My travelling days are perhaps as close as one can get to taking a gap year without it being referred to as a gap year in the traditional sense, but I can totally understand why about 37% of young Brits would love to take one, even though they can’t really afford it. That’s a statistic I spotted in a feature on BreakingNewsTravel.com, and judging by my own interactions with travellers and budding travellers alike, that sounds about right, along with the indicative cost of taking a gap year.

What You’d Be Getting Up To

The whole point of taking a gap year is to perhaps take a little pause in what has become a traditional cycle of life dictated to by society, in that you go from one institution straight to the other – from school to college, then on to uni and into the corporate world. While many of us dream of living out all our days travelling the world, free from the confines of a cubicle and the boss that goes with it, the reality is such that we often have to make do with that one gap year available to us, if we can manage to squeeze it in of course.

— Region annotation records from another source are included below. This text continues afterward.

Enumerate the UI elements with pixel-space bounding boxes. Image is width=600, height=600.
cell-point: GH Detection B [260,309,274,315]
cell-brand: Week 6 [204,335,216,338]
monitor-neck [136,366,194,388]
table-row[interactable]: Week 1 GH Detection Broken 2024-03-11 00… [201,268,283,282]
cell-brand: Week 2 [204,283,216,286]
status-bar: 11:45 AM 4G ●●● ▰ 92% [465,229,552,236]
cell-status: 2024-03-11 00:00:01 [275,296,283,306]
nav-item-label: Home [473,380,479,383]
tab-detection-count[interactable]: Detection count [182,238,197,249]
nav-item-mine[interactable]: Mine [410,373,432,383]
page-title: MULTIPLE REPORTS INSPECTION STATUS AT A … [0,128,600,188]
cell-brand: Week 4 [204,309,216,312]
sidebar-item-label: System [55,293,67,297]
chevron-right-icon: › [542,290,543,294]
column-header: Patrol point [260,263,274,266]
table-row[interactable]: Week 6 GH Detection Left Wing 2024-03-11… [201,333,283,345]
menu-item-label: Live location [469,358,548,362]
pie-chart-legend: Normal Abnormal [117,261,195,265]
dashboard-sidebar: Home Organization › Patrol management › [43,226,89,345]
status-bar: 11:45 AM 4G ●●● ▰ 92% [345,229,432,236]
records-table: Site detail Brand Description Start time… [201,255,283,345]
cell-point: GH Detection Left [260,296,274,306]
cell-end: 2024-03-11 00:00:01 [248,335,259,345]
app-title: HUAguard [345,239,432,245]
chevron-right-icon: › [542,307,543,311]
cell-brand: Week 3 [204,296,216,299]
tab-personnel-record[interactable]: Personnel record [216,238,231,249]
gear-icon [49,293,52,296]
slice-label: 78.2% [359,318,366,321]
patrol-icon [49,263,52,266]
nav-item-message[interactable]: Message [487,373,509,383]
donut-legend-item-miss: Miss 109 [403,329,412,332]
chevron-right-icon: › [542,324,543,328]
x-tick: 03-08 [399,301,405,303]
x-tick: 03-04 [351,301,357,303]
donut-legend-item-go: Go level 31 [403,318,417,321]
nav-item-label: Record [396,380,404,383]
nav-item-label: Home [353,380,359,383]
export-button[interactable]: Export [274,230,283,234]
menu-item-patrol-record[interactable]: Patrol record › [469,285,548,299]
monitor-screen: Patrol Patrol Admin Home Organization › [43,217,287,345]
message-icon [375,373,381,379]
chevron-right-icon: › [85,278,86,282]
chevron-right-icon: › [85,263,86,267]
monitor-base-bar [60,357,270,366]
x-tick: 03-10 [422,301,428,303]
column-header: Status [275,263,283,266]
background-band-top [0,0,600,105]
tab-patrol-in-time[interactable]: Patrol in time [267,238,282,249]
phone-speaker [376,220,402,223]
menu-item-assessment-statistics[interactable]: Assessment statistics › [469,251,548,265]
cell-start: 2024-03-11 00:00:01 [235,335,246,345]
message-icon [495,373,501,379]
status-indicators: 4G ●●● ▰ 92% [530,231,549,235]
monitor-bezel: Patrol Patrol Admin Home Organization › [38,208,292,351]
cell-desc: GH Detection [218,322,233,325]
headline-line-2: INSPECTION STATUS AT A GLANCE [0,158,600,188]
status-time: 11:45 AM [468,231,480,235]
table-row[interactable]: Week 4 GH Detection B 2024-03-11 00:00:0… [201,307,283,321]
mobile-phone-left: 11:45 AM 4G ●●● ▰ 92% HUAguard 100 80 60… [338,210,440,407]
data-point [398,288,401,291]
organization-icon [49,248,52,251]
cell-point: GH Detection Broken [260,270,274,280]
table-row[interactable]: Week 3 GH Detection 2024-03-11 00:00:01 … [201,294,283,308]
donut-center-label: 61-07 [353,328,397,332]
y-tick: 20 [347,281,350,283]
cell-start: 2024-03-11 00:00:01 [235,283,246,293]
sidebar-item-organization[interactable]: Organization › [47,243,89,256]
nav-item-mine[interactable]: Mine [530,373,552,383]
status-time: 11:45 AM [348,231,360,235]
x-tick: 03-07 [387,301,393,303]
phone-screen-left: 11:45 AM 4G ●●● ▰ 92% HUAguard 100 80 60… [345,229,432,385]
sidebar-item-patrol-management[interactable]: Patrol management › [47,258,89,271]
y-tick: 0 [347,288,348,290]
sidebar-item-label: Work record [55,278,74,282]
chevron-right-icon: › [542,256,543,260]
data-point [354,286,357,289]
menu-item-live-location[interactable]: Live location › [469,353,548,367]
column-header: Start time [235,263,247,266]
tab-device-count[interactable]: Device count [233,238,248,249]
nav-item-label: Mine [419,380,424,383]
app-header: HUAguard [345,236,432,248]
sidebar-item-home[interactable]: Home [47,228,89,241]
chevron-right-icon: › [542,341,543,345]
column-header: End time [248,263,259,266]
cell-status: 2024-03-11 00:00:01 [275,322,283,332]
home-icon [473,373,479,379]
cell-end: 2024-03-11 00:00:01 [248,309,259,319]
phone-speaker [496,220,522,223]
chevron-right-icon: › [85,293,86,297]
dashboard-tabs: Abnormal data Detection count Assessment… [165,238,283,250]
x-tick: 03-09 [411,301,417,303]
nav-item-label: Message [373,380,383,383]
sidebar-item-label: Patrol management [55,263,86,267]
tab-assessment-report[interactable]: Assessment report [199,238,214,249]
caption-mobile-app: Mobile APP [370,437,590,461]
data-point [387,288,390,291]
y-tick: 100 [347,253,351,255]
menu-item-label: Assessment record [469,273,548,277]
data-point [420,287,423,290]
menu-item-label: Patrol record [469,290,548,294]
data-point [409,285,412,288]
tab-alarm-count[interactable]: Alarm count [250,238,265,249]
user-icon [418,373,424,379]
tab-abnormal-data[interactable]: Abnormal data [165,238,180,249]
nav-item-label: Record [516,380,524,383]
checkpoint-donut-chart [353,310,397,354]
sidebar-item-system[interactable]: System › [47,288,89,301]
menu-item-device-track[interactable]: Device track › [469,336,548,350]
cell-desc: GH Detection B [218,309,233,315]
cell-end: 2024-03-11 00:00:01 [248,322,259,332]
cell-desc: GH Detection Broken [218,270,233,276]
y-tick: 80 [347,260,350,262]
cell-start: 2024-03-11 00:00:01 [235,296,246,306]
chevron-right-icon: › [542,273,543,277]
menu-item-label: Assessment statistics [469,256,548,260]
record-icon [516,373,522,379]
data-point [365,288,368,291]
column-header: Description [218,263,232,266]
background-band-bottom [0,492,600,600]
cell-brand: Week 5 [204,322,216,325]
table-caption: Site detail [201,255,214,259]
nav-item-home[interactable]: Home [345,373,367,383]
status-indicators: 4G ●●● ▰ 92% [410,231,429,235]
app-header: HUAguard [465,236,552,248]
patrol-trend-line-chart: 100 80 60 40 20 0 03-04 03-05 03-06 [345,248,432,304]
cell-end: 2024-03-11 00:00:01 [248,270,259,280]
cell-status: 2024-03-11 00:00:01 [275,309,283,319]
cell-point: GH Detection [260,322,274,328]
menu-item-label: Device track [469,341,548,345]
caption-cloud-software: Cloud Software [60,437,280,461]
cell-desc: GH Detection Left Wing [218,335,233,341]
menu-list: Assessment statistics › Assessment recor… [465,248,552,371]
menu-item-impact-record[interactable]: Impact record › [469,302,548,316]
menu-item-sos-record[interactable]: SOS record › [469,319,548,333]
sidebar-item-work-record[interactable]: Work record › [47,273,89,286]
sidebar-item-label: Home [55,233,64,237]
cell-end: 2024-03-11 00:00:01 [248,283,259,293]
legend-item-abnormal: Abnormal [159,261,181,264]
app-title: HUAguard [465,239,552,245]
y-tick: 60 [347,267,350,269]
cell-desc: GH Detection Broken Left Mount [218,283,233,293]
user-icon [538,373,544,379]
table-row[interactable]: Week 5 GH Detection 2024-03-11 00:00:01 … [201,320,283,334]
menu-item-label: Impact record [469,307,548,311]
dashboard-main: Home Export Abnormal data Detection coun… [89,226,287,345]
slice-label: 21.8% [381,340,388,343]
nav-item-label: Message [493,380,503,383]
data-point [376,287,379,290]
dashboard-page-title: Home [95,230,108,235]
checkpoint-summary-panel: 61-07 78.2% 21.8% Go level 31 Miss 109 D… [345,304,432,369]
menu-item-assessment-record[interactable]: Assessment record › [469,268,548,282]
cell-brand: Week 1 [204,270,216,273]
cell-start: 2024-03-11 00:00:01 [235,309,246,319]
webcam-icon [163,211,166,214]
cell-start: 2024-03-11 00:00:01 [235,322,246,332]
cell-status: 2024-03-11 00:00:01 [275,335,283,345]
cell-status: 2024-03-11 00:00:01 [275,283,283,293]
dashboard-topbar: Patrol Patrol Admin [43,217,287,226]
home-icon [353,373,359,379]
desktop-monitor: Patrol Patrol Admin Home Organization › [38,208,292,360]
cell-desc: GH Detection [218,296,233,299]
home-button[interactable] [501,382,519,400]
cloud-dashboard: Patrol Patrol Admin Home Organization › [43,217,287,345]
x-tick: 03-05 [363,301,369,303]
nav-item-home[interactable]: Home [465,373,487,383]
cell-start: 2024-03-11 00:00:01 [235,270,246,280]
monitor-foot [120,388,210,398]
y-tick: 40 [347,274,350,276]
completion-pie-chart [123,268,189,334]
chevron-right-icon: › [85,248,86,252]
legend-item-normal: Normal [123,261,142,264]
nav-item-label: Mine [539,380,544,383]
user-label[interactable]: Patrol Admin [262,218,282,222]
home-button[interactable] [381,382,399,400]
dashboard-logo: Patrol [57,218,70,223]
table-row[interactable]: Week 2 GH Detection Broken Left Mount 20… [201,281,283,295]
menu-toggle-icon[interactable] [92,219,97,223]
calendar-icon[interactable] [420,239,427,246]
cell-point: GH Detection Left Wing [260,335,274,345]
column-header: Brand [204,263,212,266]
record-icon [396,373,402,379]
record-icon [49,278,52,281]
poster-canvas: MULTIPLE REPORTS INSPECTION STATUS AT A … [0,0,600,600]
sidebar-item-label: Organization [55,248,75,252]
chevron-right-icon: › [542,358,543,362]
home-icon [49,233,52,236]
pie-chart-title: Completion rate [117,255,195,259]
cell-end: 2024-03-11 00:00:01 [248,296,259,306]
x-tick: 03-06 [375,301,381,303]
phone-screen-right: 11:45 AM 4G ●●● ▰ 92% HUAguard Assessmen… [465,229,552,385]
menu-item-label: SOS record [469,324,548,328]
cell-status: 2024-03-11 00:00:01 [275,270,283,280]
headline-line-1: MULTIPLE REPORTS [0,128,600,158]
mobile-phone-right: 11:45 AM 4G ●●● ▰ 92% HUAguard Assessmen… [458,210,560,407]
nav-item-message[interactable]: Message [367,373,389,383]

As I’d go on to find out, the travel-bug’s bite has no cure and depending on when you take your gap year (if at all), that experience can go on to shape the way the rest of your life plays out in a huge way. If you take the gap year before diving into the demanding world of pursuing your university studies, having had the privilege to experience travelling the world during a gap year can serve as a serious motivational factor which will propel you right through your time spent pursuing your qualification. This is mostly as a result of yearning to reconcile with the prospect of travelling further once you’re finished with your studies. Perhaps another gap year before you’re thrown into the corporate world will be in order.

A pre-uni gap year can have a different effect as well, breeding a sort of impatience in you and compelling you to perhaps re-think the entire mapped-out terrace of jumping from school to college, then to uni and into the corporate world. Either way, reality has to set in at some point, but you’ll learn a whole lot about a whole lot of things while out enjoying a gap year.

One of these valuable lessons takes the form of learning the true value of money and that you can make use of so many different tools to create the value you need in life. Even with the range of traveller’s discounts you can take advantage of on a platform such as My Voucher Codes for instance, between all the cancelled bookings, delayed flights, micro-emergencies and the likes, I’d say you definitely need around £3,000 to £4,000 to be able to say you’ve truly experienced a proper gap year.